Writers, we’re special, we’re creative, artistic, we tap into the hum of the world that ordinary folk don’t. Hmm? We are struck by ideas, by the muse. We struggle and strain to manifest our gorgeous ideas into words that will astound, entertain, move. We’re reaching for something and sometimes we get there and we send out a story or novel that strikes a chord, is published, enjoyed, rated. At other times we leave stories along the highway of our writing journey, discarded, littering
But that’s just it, sometimes we say the thing and it sounds right, feels right. But get ten people to read it and it might only hit home with one or two. Does it mean that our writing has only limited appeal or is it that it has proportional appeal to similar minded individuals that enjoy the kind of work we produce?
I’m assuming a certain level of quality here, a level the writer has reached where we’ve learned to uncover the grain of truth in cliché without letting the reader know we are doing it. Where we invent the juxtapositions of language, says things differently, are technically competent or have through thousands of hours of practice becoming intrinsically expert at writing without having to think too much about it.
The world is full of opinions and trends, many of them conflicting. Just some of the ideas I’ve heard lately is that flash fiction is a new and exciting genre with the punch of short stories and the fluidity of poetry or, opposingly that flash fiction is not something distinct, it’s just a writing exercise. Some people like reality TV, others the opera, we can’t cater for everyone.
Writers, we’re often subbing. We read the journals and the submission criteria but it’s often not possible to be sure whether our piece will hit the spot for the particular editor or judge. We all have different backgrounds and personalities and sometimes a piece of writing that makes absolute sense to us, will mean nothing to someone else, something that seems innovative and striking to one will be inaccessible and contrived to another. In entering competitions I’m often confused as to what to send in but it’s not always possible to hit on the right answer because of the subjective nature of reading and enjoying various elucidations on life.
I’m subbing a literary novel at the moment. Having finished writing it just a short time ago it’s hard to see whether it’s a solid novel or perhaps is flawed in some fundamental way (of course not!). But I’ve had readers who absolutely got it and loved it, readers who got most of it or preferred one storyline because they identified more with that than the other.

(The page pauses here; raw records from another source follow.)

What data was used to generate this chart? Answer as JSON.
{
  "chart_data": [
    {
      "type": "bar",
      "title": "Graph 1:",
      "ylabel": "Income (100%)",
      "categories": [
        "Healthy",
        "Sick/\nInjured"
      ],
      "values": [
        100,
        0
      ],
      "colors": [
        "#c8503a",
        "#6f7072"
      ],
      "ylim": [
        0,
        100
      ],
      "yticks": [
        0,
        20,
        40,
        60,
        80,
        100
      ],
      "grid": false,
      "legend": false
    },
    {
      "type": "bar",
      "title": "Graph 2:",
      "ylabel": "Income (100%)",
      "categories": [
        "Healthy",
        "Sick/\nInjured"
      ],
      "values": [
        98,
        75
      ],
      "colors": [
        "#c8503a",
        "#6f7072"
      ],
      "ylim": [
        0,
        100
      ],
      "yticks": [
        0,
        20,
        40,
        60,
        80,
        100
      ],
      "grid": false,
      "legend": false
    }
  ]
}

We can see that even when a novel is published it may have many different critiques or even if we really like a book, we might still find an element that disappoints or didn’t quite do what we wanted it to do.
I’m also preparing to self-publish (sometime in May) my space/sci-fi comedy book Housewife with a Half-Life under the name A.B.Wells. It’s been out to some publishers who liked some aspects but not so much others, or who couldn’t quite place it in a genre that they were interested in working in. However I know the book has appeal, (and an extremely endearing protagonist, Fairly Dave) and that there are a lot of readers, both men and women, out there who love humour, science, psychology, surreal comedy, geek stuff, Dr. Who, the great themes of life and the meaning of life who will find something to enjoy in the book.
We first need to do all the things we’re supposed to do when getting your work out there: careful research of agents, publishers, journals etc, be professional and produce high quality, beta read, proofread material.
When we have done all that, I think it’s really important to stop fretting and second guessing and adjusting our material (although be open to feedback and editing once a piece is accepted). We need to stop feeling so much angst about whether we are writing the right stuff for the times, or whether we are good enough to submit. Submit and then move on. Keep writing, write every day you can, write something, improve it, move on, write new things, be new with words and ideas and all the ways that fiction and the way we tell ourselves stories is changing. Get words out into the world and keep going, keep writing more and more again and be hopeful, always, rate yourself, be brave.